If we compute the Hessian from both definitions, we find a resulting equivalence as

\[ \begin{align} &\left(\mathbf{I} +\boldsymbol{\Gamma}^\top \boldsymbol{\Gamma}\right) = \boldsymbol{\Omega}^\top \boldsymbol{\Omega}\\ \Leftrightarrow & \left(\mathbf{I} +\boldsymbol{\Gamma}^\top \boldsymbol{\Gamma}\right) = \boldsymbol{\Sigma}^{\top}\left(\boldsymbol{\Sigma}^{\mathrm{a}}\right)^{-\top}\left(\boldsymbol{\Sigma}^{\mathrm{a}}\right)^{-1} \boldsymbol{\Sigma}\\ \Leftrightarrow &\mathbf{B}^{\mathrm{a}} = \boldsymbol{\Sigma}\left( \mathbf{I} + \boldsymbol{\Gamma}^\top \boldsymbol{\Gamma}\right)^{-1} \boldsymbol{\Sigma}^\top. \end{align} \]
Therefore, if we identify \( \mathbf{T}:= \mathbf{H}_{\mathcal{J}}^{-\frac{1}{2}} \), \( \boldsymbol{\Sigma}_{k|k-1} = \boldsymbol{\Sigma} \) and \( \boldsymbol{\Sigma}^{\mathrm{a}}:=\boldsymbol{\Sigma}_{k|k} \), this derivation gives an optimization approach to the square root Kalman filter with the right-transform analysis.
Particularly, the right transform is precisely the inverse square root Hessian of the square root objective function.
Therefore, one can formulate recursive linear least-squares via Newton as the Kalman filter.
- Assuming a Gauss-Markov model in time, this likewise gives the minimum variance and maximum a posteriori statistical estimates.

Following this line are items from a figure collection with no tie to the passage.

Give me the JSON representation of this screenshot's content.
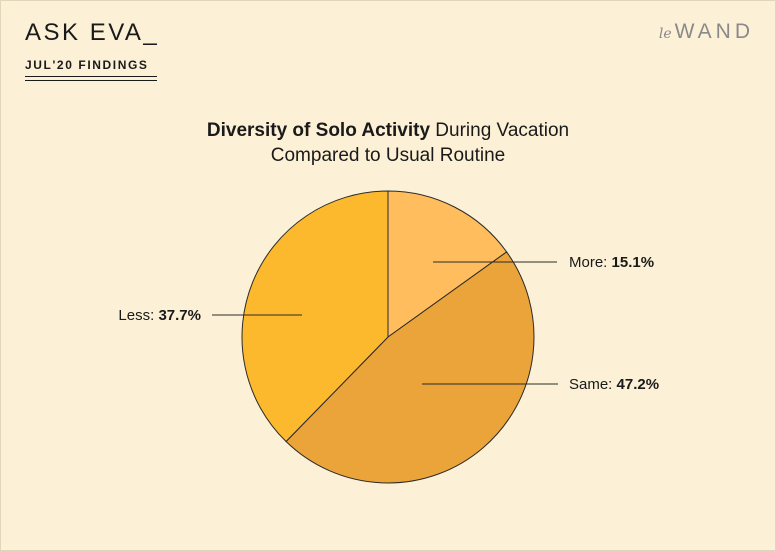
{
  "header": {
    "brand": "ASK EVA_",
    "kicker": "JUL'20 FINDINGS",
    "logo_script": "le",
    "logo_word": "WAND"
  },
  "chart_data": {
    "type": "pie",
    "title_bold": "Diversity of Solo Activity",
    "title_rest": " During Vacation",
    "title_line2": "Compared to Usual Routine",
    "slices": [
      {
        "label": "More:",
        "value": 15.1,
        "value_text": "15.1%",
        "color": "#ffbd5e"
      },
      {
        "label": "Same:",
        "value": 47.2,
        "value_text": "47.2%",
        "color": "#eba43a"
      },
      {
        "label": "Less:",
        "value": 37.7,
        "value_text": "37.7%",
        "color": "#fdb92e"
      }
    ],
    "start": "12 o'clock",
    "direction": "clockwise"
  }
}
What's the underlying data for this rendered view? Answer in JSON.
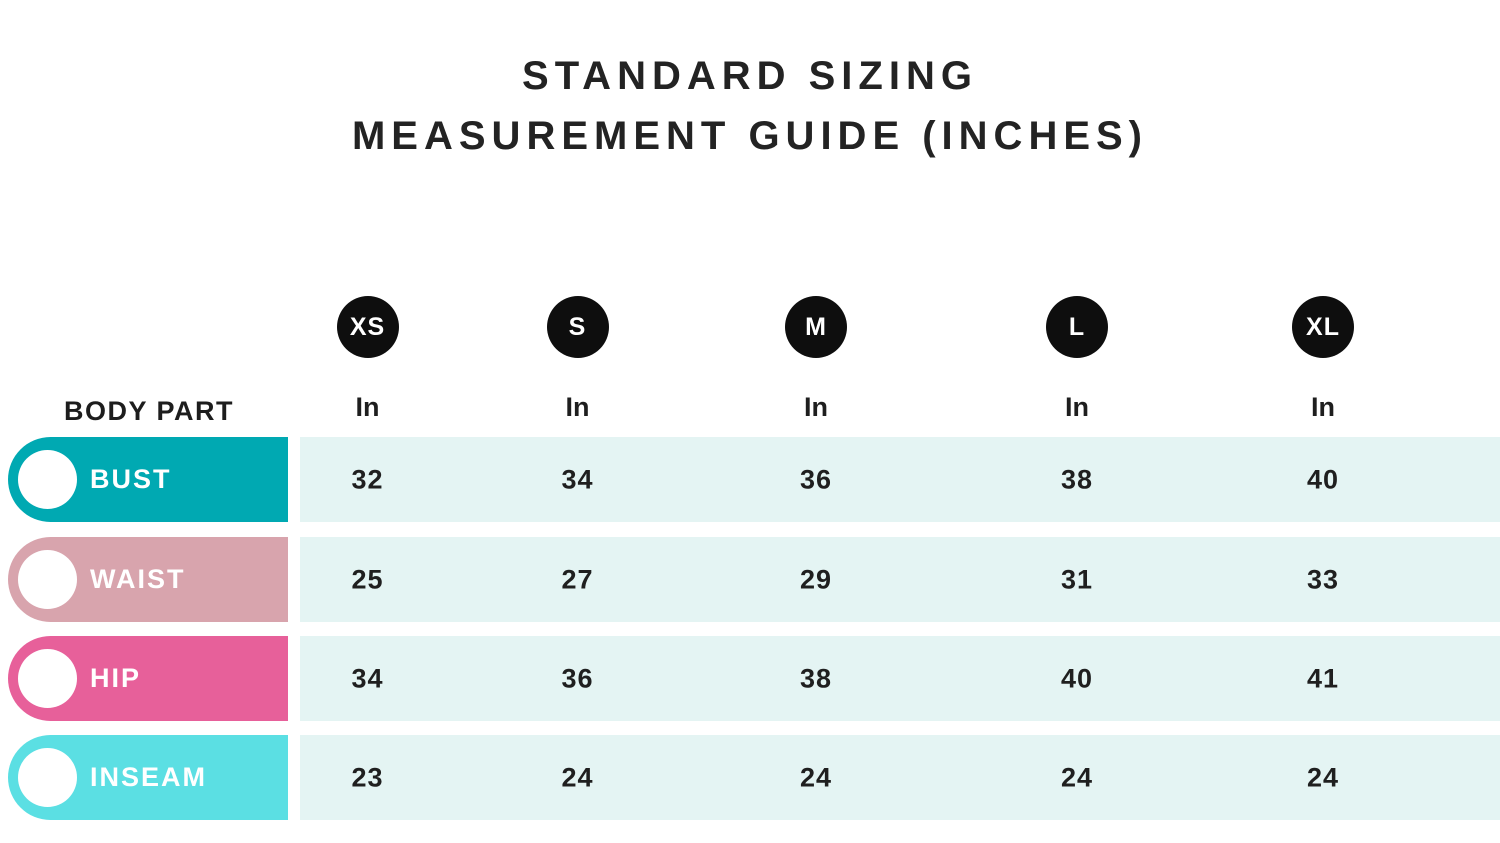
{
  "title": {
    "line1": "STANDARD SIZING",
    "line2": "MEASUREMENT GUIDE (INCHES)"
  },
  "colors": {
    "badge_black": "#0e0e0e",
    "row_background": "#e4f4f3",
    "bust_teal": "#00a9b2",
    "waist_rose": "#d8a4ad",
    "hip_pink": "#e7609a",
    "inseam_cyan": "#5bdfe3",
    "text_dark": "#232323"
  },
  "table": {
    "body_part_header": "BODY PART",
    "sizes": [
      {
        "label": "XS",
        "unit": "In"
      },
      {
        "label": "S",
        "unit": "In"
      },
      {
        "label": "M",
        "unit": "In"
      },
      {
        "label": "L",
        "unit": "In"
      },
      {
        "label": "XL",
        "unit": "In"
      }
    ],
    "rows": [
      {
        "label": "BUST",
        "color": "#00a9b2",
        "values": [
          "32",
          "34",
          "36",
          "38",
          "40"
        ]
      },
      {
        "label": "WAIST",
        "color": "#d8a4ad",
        "values": [
          "25",
          "27",
          "29",
          "31",
          "33"
        ]
      },
      {
        "label": "HIP",
        "color": "#e7609a",
        "values": [
          "34",
          "36",
          "38",
          "40",
          "41"
        ]
      },
      {
        "label": "INSEAM",
        "color": "#5bdfe3",
        "values": [
          "23",
          "24",
          "24",
          "24",
          "24"
        ]
      }
    ]
  },
  "chart_data": {
    "type": "table",
    "title": "STANDARD SIZING MEASUREMENT GUIDE (INCHES)",
    "columns": [
      "BODY PART",
      "XS (In)",
      "S (In)",
      "M (In)",
      "L (In)",
      "XL (In)"
    ],
    "rows": [
      [
        "BUST",
        32,
        34,
        36,
        38,
        40
      ],
      [
        "WAIST",
        25,
        27,
        29,
        31,
        33
      ],
      [
        "HIP",
        34,
        36,
        38,
        40,
        41
      ],
      [
        "INSEAM",
        23,
        24,
        24,
        24,
        24
      ]
    ]
  }
}
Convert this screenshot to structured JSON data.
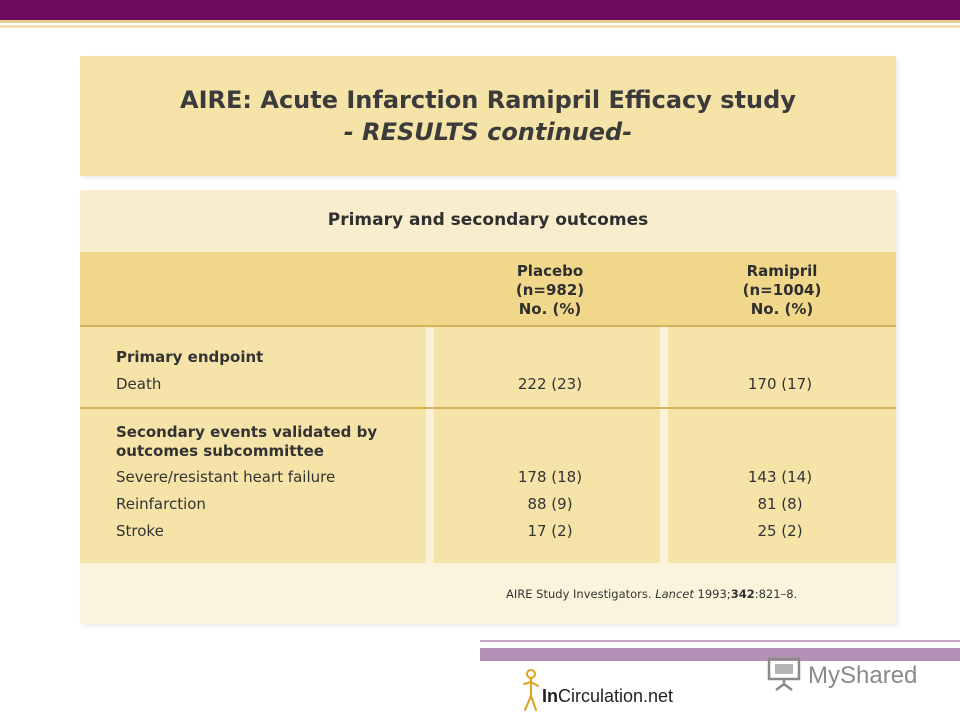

Linear least-squares estimation and Newton's algorithm

One additional interesting form for these equations emerges when we consider the following,

\[ \begin{align} \mathbf{B}_{k|k} = \boldsymbol{\Sigma}_{k|k-1}\left( \mathbf{I} + \boldsymbol{\Sigma}_{k|k-1}^\top\mathbf{H}_k^\top \mathbf{R}_k^{-1} \mathbf{H}_k\boldsymbol{\Sigma}_{k|k-1}\right)^{-1} \boldsymbol{\Sigma}_{k|k-1}^\top, \end{align} \] where this is derived from the last slide with the appropriate substitutions for the time-varying background prior, observation and posterior covariances.
Consider then if we distribute the conjugate product through the inverse, we have equivalently,

\[ \begin{align} & \mathbf{B}_{k|k} = \left( \mathbf{B}_{k|k-1}^{-1} + \mathbf{H}_k^\top \mathbf{R}_k^{-1} \mathbf{H}_k\right)^{-1} \\ \Leftrightarrow & \mathbf{B}_{k|k}^{-1} = \mathbf{B}_{k|k-1}^{-1} + \mathbf{H}_k^\top \mathbf{R}_k^{-1} \mathbf{H}_k \end{align} \]
Note that if we compute the Hessian of the direct, penalized objective function,

\[ \begin{align} \mathcal{J}_p (\pmb{x}) = \frac{1}{2}\parallel \overline{\pmb{x}}_{k|k-1} - \pmb{x} \parallel_{\mathbf{B}_{k|k-1}}^2 + \frac{1}{2}\parallel \pmb{y}_k - \mathbf{H}_k \pmb{x} \parallel_{\mathbf{R}_k}^2 \end{align} \]
we obtain,

\[ \begin{align} \mathbf{H}_{\mathcal{J}_p} &= \mathbf{B}^{-1}_{k|k-1} + \mathbf{H}_k\mathbf{R}_k^{-1}\mathbf{H}_k \\ &= \mathbf{B}_{k|k}^{-1} \end{align} \]

Linear least-squares estimation and Newton's algorithm

From the last slide we had the relationship,

\[ \begin{align} \mathbf{B}_{k|k} = \mathbf{H}_{\mathcal{J}_p}^{-1}, \end{align} \]
i.e., the posterior covariance is exactly the inverse Hessian of the direct, state-space cost function for the Gauss-Markov model.
This is an illustration of a more widely true property.
Particularly, the maximum likelihood estimation minus-log-likelihood cost function Hessian is the inverse covariance of the maximum likelihood estimator.
- This is an asymptotic result that holds in a similar sense to the central limit theorem.
In particular, when the sample size is sufficiently large, even for non-Gaussian error distributions, the maximum likelihood estimator will have a spread that is inverse-proportional to the local curvature in the state-space cost function.